To draw the shape of a fruit accurately, Durham devised a simple wooden tool into which a pencil was inserted; this “projection tracer” allowed drawing the circumference and picking up any unevenness in it.  Needless to say, he describes not only his method, but how to construct such a tool.  He also presents a device, essentially a blade, to cut longitudinal and transverse sections through the fruit to reveal the seeds, intercarpellary space (which he calls the axial sac), and the stalk attachment.  The blade has to be very thin, sharp, about 6 inches long, and attached to a bow so it can be accurately placed to get an ideal central longitudinal cut.  Durham has unkind words about some drawings made from cuts that were off-center.

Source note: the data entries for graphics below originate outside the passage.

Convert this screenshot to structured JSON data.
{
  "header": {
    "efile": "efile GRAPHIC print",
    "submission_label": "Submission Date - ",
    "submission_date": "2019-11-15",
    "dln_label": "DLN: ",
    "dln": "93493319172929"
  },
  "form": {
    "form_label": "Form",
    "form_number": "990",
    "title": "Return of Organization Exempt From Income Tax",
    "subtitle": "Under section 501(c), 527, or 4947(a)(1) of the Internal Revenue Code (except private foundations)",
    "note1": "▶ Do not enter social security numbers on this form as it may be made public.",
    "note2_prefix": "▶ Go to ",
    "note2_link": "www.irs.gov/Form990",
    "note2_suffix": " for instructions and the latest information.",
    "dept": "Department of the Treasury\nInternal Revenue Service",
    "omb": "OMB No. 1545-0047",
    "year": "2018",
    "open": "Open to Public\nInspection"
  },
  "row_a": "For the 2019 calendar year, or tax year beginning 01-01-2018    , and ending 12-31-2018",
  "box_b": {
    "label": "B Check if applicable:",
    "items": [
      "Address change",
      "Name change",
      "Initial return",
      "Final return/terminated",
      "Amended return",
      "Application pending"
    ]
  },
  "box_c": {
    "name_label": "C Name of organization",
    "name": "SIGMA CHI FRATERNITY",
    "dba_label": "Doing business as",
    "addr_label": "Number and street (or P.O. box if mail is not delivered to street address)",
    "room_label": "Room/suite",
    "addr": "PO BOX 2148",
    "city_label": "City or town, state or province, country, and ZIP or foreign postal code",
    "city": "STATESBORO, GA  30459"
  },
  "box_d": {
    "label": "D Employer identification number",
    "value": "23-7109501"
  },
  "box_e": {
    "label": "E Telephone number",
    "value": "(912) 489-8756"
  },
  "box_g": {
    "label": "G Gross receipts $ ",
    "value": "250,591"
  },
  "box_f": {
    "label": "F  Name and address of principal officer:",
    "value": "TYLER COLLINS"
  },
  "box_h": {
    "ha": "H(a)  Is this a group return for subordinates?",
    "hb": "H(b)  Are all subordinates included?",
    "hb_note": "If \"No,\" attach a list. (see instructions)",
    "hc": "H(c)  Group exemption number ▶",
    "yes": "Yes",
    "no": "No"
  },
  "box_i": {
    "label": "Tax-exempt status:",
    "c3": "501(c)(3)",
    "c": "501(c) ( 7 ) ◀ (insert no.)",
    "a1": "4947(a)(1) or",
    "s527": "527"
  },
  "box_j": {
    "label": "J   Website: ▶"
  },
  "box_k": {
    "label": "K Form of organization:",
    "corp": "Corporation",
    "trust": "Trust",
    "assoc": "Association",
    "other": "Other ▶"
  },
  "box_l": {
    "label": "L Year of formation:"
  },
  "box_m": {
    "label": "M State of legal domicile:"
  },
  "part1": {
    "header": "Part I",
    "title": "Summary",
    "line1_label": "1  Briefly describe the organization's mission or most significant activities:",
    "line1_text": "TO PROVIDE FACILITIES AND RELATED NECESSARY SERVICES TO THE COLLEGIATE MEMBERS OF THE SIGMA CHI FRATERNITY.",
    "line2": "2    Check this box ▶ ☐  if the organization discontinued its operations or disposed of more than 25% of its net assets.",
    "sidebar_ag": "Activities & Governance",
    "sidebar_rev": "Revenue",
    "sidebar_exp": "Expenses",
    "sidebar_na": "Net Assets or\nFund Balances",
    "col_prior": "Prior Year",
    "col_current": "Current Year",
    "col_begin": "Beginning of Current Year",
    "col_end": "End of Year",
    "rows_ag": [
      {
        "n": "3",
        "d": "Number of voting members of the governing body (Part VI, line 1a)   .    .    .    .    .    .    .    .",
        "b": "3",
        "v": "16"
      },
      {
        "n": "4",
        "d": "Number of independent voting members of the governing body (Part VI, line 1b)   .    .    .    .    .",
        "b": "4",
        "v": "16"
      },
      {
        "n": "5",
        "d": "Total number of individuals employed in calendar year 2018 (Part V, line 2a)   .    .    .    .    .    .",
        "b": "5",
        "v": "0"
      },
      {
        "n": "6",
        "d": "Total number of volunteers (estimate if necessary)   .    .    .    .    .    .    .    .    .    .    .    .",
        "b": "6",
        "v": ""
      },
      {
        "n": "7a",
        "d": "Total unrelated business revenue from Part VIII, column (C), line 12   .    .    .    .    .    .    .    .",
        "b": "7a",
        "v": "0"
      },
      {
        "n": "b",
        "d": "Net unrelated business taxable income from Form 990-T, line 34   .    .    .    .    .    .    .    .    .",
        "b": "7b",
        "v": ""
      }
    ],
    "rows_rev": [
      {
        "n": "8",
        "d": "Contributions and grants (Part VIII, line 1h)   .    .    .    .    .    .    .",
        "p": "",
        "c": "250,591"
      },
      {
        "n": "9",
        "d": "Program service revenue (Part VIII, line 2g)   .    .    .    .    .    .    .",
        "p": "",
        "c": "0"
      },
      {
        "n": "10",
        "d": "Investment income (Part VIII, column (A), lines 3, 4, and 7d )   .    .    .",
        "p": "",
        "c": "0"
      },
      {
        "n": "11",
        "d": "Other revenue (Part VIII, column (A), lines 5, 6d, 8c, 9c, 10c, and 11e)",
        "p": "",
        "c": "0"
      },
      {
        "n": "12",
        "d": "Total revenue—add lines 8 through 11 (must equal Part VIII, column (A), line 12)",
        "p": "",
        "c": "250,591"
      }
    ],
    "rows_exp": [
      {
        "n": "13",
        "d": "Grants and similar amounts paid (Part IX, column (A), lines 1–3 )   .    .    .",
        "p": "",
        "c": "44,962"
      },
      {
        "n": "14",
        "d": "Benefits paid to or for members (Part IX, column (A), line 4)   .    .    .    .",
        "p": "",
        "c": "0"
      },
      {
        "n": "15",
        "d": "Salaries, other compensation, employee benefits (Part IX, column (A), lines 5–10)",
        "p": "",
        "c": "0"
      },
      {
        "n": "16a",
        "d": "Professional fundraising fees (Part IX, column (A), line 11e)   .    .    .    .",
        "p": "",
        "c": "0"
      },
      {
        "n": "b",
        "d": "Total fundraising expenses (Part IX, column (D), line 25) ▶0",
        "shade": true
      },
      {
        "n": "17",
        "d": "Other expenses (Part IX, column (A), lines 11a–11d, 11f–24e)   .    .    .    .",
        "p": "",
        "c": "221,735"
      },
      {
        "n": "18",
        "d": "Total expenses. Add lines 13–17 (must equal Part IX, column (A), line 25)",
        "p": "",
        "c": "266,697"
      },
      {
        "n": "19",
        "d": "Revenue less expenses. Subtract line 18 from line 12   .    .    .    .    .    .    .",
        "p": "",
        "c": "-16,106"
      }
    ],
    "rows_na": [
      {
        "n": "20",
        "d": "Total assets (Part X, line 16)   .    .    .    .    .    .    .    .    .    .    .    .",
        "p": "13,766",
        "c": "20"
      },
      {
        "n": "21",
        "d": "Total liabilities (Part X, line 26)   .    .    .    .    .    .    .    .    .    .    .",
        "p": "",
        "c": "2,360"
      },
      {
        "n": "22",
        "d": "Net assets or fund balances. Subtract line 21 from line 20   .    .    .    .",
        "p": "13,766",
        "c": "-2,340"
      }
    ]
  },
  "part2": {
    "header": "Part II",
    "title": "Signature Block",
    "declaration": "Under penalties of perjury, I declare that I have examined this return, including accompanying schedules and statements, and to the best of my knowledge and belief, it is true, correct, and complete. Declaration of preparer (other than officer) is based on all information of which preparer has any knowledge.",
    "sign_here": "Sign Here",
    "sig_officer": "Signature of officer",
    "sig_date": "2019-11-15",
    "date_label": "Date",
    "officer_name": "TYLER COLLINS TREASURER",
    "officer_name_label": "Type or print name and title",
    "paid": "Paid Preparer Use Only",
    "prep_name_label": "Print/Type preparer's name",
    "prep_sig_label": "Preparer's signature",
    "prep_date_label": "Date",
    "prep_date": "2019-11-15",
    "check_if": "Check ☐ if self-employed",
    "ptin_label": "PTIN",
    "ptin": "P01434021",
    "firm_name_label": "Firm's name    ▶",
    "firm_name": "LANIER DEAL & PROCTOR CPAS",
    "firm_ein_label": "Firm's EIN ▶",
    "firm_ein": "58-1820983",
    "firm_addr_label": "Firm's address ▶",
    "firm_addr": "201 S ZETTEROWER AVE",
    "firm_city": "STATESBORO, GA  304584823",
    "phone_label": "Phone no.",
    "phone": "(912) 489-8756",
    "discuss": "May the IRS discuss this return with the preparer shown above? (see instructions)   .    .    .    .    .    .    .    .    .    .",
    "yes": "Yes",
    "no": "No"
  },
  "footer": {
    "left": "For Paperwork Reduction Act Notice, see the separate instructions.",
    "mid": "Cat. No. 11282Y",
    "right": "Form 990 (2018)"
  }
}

Of course, Durham provides illustrations to show what should be revealed in each cut, using apples and pears as examples.  The images also demonstrate what he thinks a good illustration should and should not include.  These are very simple line drawings with just a surface outline, and the positioning of the seeds and sac wall.  Really they are diagrams, extremely clear and understandable.  They would not be considered works of art, but they are meticulously drawn for accuracy and clarity, Durham’s chief criteria.  He is trying to represent rather subtle differences among varieties, but only in regards to particular traits.

This approach is very different from that used in another set of fruit illustrations that I find particularly satisfying.  They are the pomological watercolors created by artists for the USDA in the early part of the 20th century and now preserved in its National Agricultural Library.  There is an unofficial Twitter feed (@pomological) that posts images from this digitized collection.  I love to look at these illustrations, most picture the whole fruit along with a cross section that even Durham would admire.  There are also images of fruit with pathologies and many of these are strangely beautiful.  Now a book of the illustrations has been published (Landy, 2021).

After all this emphasis on accuracy, I want to end with another way to record fruit form that intrigues me.  I read about it a number of years ago in a blog post from the Smithsonian Institution’s Field Book Project.  Emily Hunter, one of the transcribers, described a notebook kept by a US Department of Agriculture botanist, David Griffiths (1867-1935) during a collecting trip to Texas and Mexico in 1905.  He was focusing on the Opuntia genus of cacti, and specifically on their fruit which are fleshy—I think Durham would describe them as oblong.  On several pages, there are blotches stamped, and they vary in size and shape with the species discussed in the accompanying notes.  While Griffiths doesn’t identify what they are, Hunter surmises that they were made by cutting the fruit in half and pressing the cut surface to the paper.  Each pressing is outlined in pencil and the central fleshy area is also outlined.  This was a rough-and-ready form of nature printing, but an effective one.  Griffiths had neither the tools nor probably the time to make measurements and diagrams like Durham’s, but he figured out how he could quickly get the basic information down in his notebook.  I think of their respective images as a link between these two horticulturalists, in different countries, with very different interests and methods, but united in wanting to do justice to the forms they studied.

References

Durham, H. E. (1919). The Recognition of Fruit—Graphic Records. Journal of Pomology and Horticultural Science, 1(1), 28–36.

Landy, J., United States, & Department of Agriculture. (2021). An illustrated catalog of American fruits & nuts: The U.S. Department of Agriculture Pomological Watercolor Collection. Los Angeles: Atelier.